How does this happen?
These illnesses are most often caused by swimmers who have diarrhea while swimming or young children with dirty diapers. Droppings from sick animals in a natural water setting like a lake or pond, can also cause illness.

Doesn’t chlorine in pools make them safe?
Not always. Some bacteria, such as crypto and giardia, can survive in a pool - even with correct chlorination levels. These germs can cause serious and life-threatening illness for some people. Young children, the elderly, pregnant women and those who have a weakened immune system are most at risk.

How can swimmers stay healthy?

Tips for all swimmers:

  • Don't swim when you have diarrhea. You can spread germs in the water and make other people sick.
  • Never swallow the pool water. Try not to get water in your mouth.
  • Practice good hygiene. Shower with soap before swimming and wash your hands after using the toilet or changing diapers. Germs on your body end up in the water.

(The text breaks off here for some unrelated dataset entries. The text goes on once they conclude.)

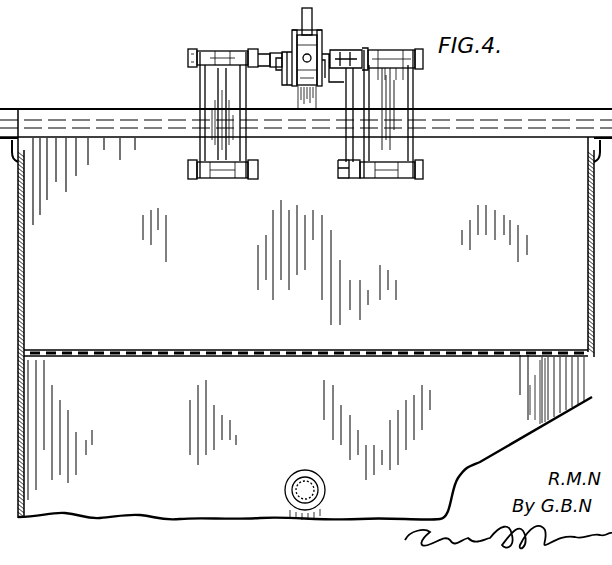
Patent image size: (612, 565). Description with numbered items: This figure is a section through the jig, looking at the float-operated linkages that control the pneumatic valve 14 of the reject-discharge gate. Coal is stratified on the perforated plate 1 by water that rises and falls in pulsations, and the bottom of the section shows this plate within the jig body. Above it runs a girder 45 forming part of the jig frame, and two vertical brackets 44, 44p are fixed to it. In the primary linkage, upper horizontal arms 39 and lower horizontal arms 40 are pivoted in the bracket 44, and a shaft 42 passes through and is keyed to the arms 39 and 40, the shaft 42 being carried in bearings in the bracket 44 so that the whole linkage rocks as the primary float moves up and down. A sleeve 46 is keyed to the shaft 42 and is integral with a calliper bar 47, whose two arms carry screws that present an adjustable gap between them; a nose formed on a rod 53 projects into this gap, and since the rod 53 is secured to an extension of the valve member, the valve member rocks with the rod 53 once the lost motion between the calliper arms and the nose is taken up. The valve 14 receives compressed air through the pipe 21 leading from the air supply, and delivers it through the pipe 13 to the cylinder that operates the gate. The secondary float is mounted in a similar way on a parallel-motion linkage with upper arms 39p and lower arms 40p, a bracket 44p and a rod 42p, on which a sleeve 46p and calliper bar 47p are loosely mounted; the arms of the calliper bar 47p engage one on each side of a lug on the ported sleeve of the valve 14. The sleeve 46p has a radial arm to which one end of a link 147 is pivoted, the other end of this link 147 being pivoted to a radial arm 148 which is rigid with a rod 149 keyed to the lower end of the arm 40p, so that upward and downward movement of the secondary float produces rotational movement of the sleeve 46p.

The perforated plate 1 is at (65, 351).
The pipe 13 is at (295, 53).
The valve 14 is at (296, 31).
The pipe 21 is at (312, 20).
The upper horizontal arms 39 is at (250, 51).
The upper horizontal arms 39p is at (415, 50).
The lower horizontal arms 40 is at (252, 179).
The lower horizontal arms 40p is at (414, 178).
The shaft 42 is at (224, 66).
The rod 42p is at (346, 82).
The vertical bracket 44 is at (200, 96).
The bracket 44p is at (413, 97).
The girder 45 is at (519, 116).
The sleeve 46 is at (272, 56).
The sleeve 46p is at (345, 51).
The calliper bar 47 is at (280, 96).
The calliper bar 47p is at (345, 134).
The rod 53 is at (270, 52).
The link 147 is at (348, 152).
The radial arm 148 is at (340, 172).
The rod 149 is at (356, 180).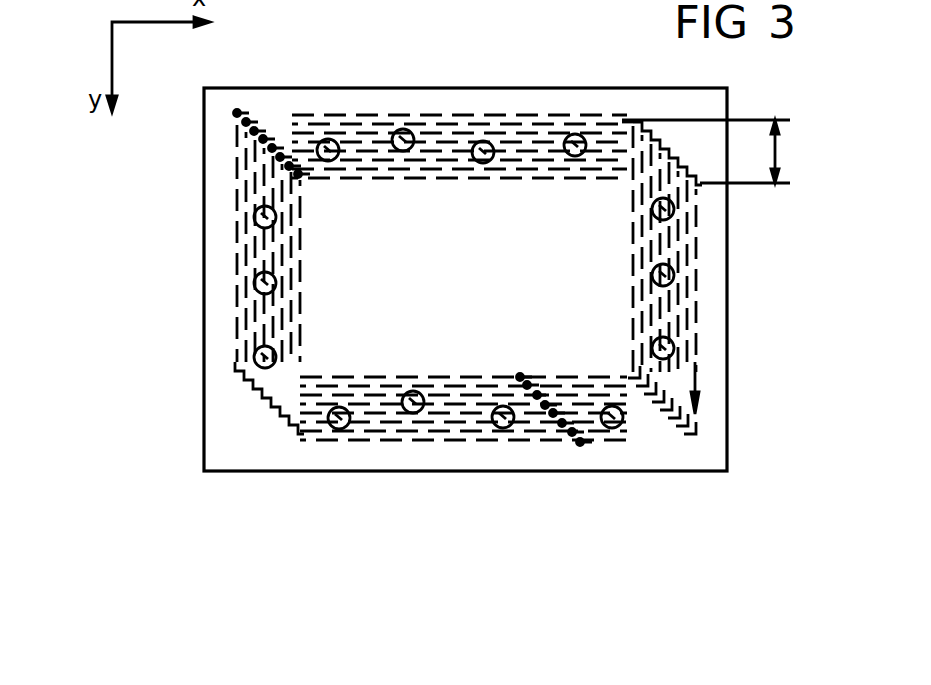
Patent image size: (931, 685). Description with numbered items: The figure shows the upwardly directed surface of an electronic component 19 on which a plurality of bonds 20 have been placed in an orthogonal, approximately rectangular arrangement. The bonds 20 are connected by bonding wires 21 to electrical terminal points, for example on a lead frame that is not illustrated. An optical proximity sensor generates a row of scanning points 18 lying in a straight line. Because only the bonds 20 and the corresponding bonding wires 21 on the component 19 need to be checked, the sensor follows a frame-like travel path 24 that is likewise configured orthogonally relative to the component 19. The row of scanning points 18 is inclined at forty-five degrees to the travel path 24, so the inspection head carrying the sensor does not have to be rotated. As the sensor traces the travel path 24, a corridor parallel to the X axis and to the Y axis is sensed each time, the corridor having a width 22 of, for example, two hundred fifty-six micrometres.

The row of scanning points 18 is at (298, 174).
The electronic component 19 is at (204, 411).
The bonds 20 is at (575, 140).
The bonding wires 21 is at (400, 137).
The width 22 is at (778, 152).
The travel path 24 is at (693, 358).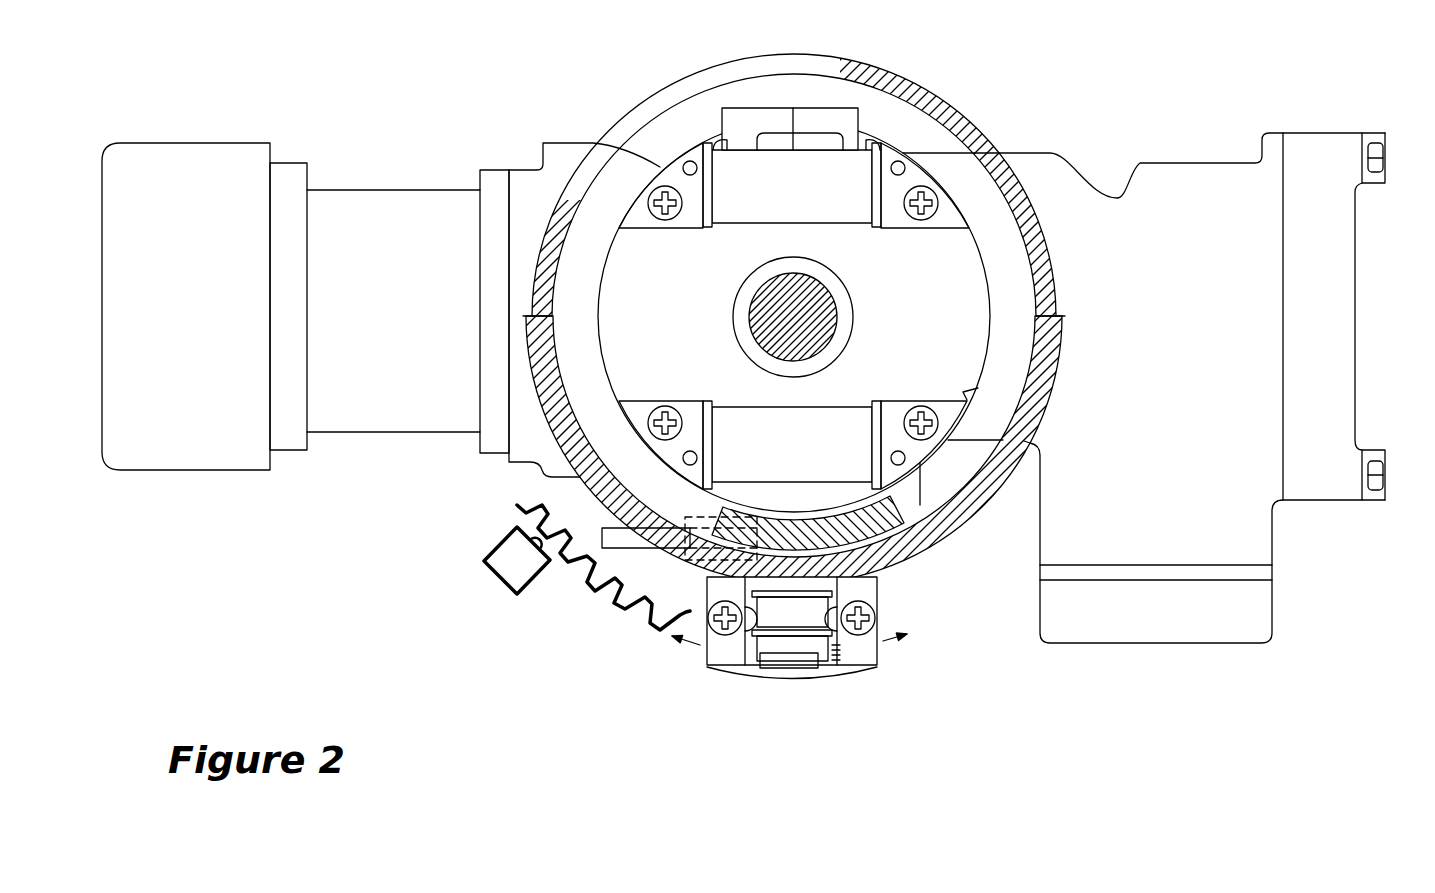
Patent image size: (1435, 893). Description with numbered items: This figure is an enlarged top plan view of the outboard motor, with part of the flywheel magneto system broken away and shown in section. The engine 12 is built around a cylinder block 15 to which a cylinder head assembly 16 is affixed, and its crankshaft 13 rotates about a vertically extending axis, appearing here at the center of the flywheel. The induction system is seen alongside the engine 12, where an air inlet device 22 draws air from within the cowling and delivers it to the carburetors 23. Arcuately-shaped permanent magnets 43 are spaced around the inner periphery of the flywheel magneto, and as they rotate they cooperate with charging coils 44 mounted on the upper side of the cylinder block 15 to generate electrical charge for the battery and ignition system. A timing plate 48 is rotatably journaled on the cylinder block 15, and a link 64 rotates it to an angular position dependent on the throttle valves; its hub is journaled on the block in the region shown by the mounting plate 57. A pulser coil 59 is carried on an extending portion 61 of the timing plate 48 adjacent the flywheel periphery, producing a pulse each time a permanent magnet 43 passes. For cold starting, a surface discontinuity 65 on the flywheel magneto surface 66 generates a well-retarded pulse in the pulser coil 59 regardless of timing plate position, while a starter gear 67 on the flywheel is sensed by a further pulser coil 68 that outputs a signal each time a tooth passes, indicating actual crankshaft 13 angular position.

The engine 12 is at (1176, 108).
The crankshaft 13 is at (832, 290).
The cylinder block 15 is at (1067, 177).
The cylinder head assembly 16 is at (1340, 233).
The air inlet device 22 is at (178, 466).
The carburetors 23 is at (377, 422).
The permanent magnets 43 is at (1014, 482).
The charging coils 44 is at (855, 168).
The timing plate 48 is at (885, 567).
The mounting plate 57 is at (972, 353).
The pulser coil 59 is at (807, 648).
The extending portion 61 is at (785, 673).
The link 64 is at (613, 548).
The surface discontinuity 65 is at (1065, 308).
The flywheel magneto surface 66 is at (960, 510).
The starter gear 67 is at (617, 604).
The further pulser coil 68 is at (484, 568).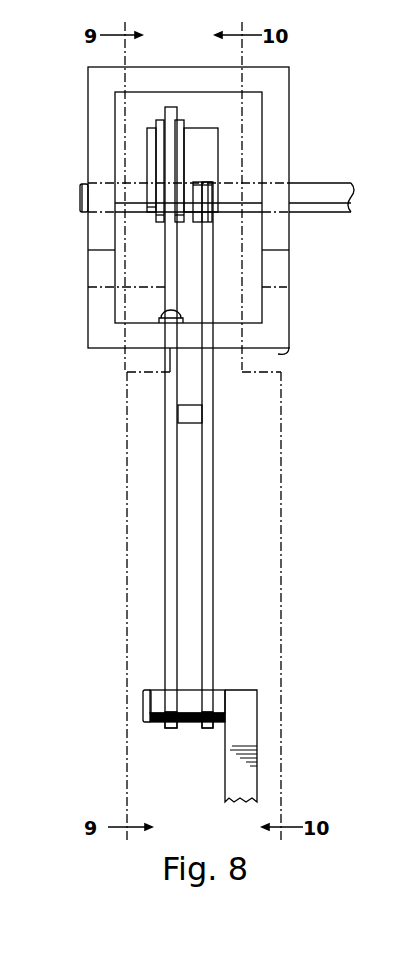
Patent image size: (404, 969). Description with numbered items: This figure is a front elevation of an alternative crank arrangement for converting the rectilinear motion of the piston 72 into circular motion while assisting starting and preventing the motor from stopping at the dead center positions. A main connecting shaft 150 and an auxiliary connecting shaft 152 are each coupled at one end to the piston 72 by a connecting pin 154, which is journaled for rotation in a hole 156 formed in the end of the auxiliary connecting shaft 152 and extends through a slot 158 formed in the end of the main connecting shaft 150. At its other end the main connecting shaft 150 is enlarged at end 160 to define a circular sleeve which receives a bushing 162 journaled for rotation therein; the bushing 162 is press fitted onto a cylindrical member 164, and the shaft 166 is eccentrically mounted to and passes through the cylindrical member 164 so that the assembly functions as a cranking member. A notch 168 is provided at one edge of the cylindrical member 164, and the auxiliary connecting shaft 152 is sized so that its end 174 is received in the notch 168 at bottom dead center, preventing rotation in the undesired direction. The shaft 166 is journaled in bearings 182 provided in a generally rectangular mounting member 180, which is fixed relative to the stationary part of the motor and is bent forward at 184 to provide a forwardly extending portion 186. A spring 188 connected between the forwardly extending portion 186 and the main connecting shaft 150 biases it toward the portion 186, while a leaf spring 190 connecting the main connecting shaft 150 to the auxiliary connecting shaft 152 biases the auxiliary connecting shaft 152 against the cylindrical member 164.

The piston 72 is at (225, 776).
The main connecting shaft 150 is at (165, 470).
The auxiliary connecting shaft 152 is at (232, 468).
The connecting pin 154 is at (143, 720).
The hole 156 is at (207, 703).
The slot 158 is at (167, 685).
The enlarged end 160 is at (168, 104).
The bushing 162 is at (181, 119).
The cylindrical member 164 is at (218, 128).
The shaft 166 is at (80, 188).
The notch 168 is at (205, 182).
The end of auxiliary connecting shaft 174 is at (208, 216).
The mounting member 180 is at (290, 104).
The bearings 182 is at (280, 177).
The bend 184 is at (288, 248).
The forwardly extending portion 186 is at (300, 348).
The spring 188 is at (158, 321).
The leaf spring 190 is at (192, 405).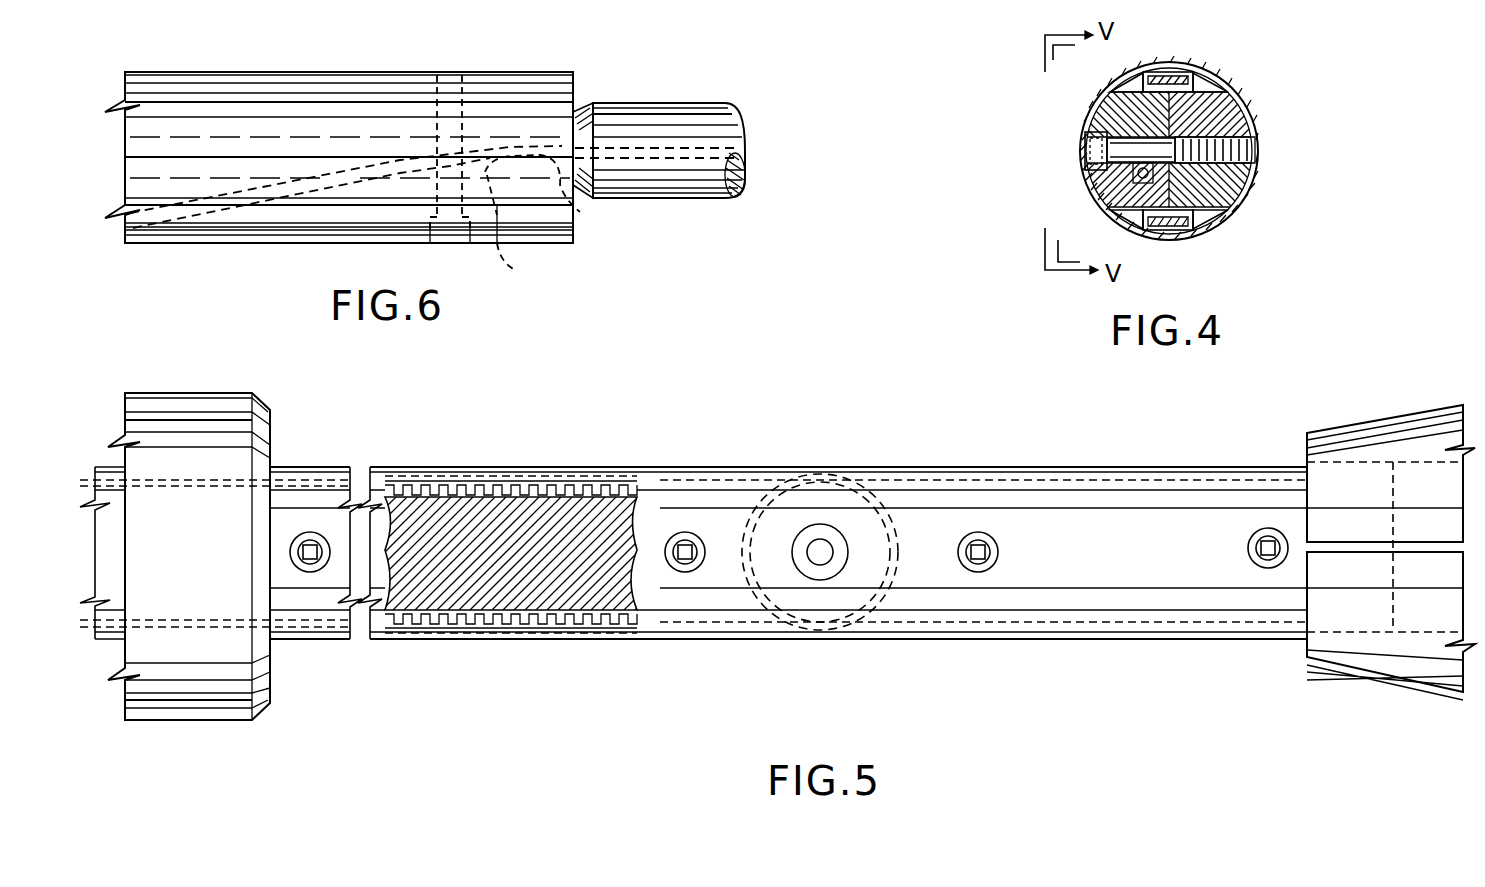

Tips for parents of young children:

  • Take your children on bathroom breaks or check diapers often. Waiting to hear "I have to go" may mean that it's too late.
  • Change diapers in a bathroom or a diaper-changing area and not at poolside. Germs can spread in and around the pool.
  • Wash your young child well with soap and water before swimming, especially after a dirty diaper. Invisible amounts of fecal matter can end up in the pool.

By following a few simple swimming precautions, you can help make your summer a safe and healthy one!